И ночь чернильно-синие вуали

Набросила на веси и поля.

Старик повёл их скрытно к Белой башне,

К сушильне – там был тайный вход.

Проник, когда сменился стражник,

За ним стрельцы сбивать замки с ворот.

И войско, по команде воеводы,

Потоком хлынуло по стенам и двору,

Кололи, били, резали до рвоты,

Закончив праздник смерти поутру.

Но три десятка всё ж оборонялись,

Пытаясь, войску противостоять…,

Недолго длился бой, их тут же смяли,

Накинувшись со всех сторон, как тать.

Больных цингой и раненых не били,

Иных повесили в лучах зари,

Кого-то в прорубь, привязав к ним гири,

Застрельщиков по кельям развели….

Дремотный час. Порой неодолим он,

Зимой, особенно на холоде, сонлив….

Той ночью тёмной северной и длинной

Обычные дозоры стерегли.

Был старшим стражником назначен Логин,

Стрелецкий сотник из монастыря.

Посты проверив, лёг и без тревоги

Заснул на лавке сном богатыря.

Окутал мрак невиданный округу,

Поднялся ветер, снег пошёл густой,

Дозорные не слышали друг друга,

Не видели, что было под стеной.

«Возстане, Логин! Спишь почто беспечно?

Се воинство приидет скоро в град», –

Очнулся он, услышав человечий

Голос. Глянул – тихо. Стражники стоят.

Улёгся вновь, перекрестившись, сотник,

В другой раз слышит голос он подряд:

«Возстане, Логин! Зорок будь сегодня,

Се ратных воинство уже у врат».

И вновь во сне он голос тот же слышит,

Теперь его не просят, а бранят:

«Возстане, Логин!
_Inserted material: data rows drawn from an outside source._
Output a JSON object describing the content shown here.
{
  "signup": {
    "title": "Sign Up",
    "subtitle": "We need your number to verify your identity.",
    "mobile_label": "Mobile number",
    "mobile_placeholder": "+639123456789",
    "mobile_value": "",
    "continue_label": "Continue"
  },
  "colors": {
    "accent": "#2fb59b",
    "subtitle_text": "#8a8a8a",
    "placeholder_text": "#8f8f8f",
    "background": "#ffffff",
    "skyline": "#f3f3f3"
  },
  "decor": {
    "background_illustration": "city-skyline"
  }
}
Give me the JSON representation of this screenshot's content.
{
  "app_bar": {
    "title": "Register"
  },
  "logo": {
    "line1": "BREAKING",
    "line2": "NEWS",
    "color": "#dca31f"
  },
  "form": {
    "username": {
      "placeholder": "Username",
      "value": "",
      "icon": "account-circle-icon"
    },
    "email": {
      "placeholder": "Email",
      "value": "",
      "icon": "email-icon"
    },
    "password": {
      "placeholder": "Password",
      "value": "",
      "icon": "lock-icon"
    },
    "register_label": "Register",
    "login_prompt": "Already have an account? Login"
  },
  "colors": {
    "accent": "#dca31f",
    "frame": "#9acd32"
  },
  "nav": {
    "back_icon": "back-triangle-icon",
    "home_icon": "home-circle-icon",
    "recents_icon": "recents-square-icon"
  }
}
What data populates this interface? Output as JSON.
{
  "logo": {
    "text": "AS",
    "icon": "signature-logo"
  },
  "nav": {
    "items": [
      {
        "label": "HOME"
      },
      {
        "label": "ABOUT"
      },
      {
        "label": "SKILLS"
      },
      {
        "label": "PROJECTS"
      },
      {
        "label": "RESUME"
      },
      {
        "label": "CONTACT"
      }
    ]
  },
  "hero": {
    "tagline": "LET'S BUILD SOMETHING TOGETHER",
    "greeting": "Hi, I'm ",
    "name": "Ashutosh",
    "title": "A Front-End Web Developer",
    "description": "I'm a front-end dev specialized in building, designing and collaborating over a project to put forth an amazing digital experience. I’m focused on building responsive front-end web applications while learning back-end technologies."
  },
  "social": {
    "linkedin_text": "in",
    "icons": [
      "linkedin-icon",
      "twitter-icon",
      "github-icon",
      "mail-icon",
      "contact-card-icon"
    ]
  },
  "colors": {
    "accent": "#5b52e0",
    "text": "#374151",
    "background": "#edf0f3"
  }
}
Что беспечно спишь ты?

Се ратные вошли уже во град!».

Собравшись скоро и, дрожа от страха,

Примчался сотник к старцам, рассказал…

Да поздно всё! Топор уже над плахой…,

Лишь взмах один – не плачь по волосам.

Допрашивал всех стольник лично только,

Глаза в глаза, чтоб вглубь их заглянуть.

Понять хотел неслыханную стойкость…,

Сумел бы он, на месте старцев будь?

«Тащите главного сюда над стражей, –

Велел Мещеринов стрельцам своим, –

Пускай сначала обо всём расскажет,

Потом решу уже, что делать с ним».

Ввели стрельца в разорванном кафтане,

Лицо в подтёках, ссадинах, крови…

«Ответь-ка, молодец, каких ты званий?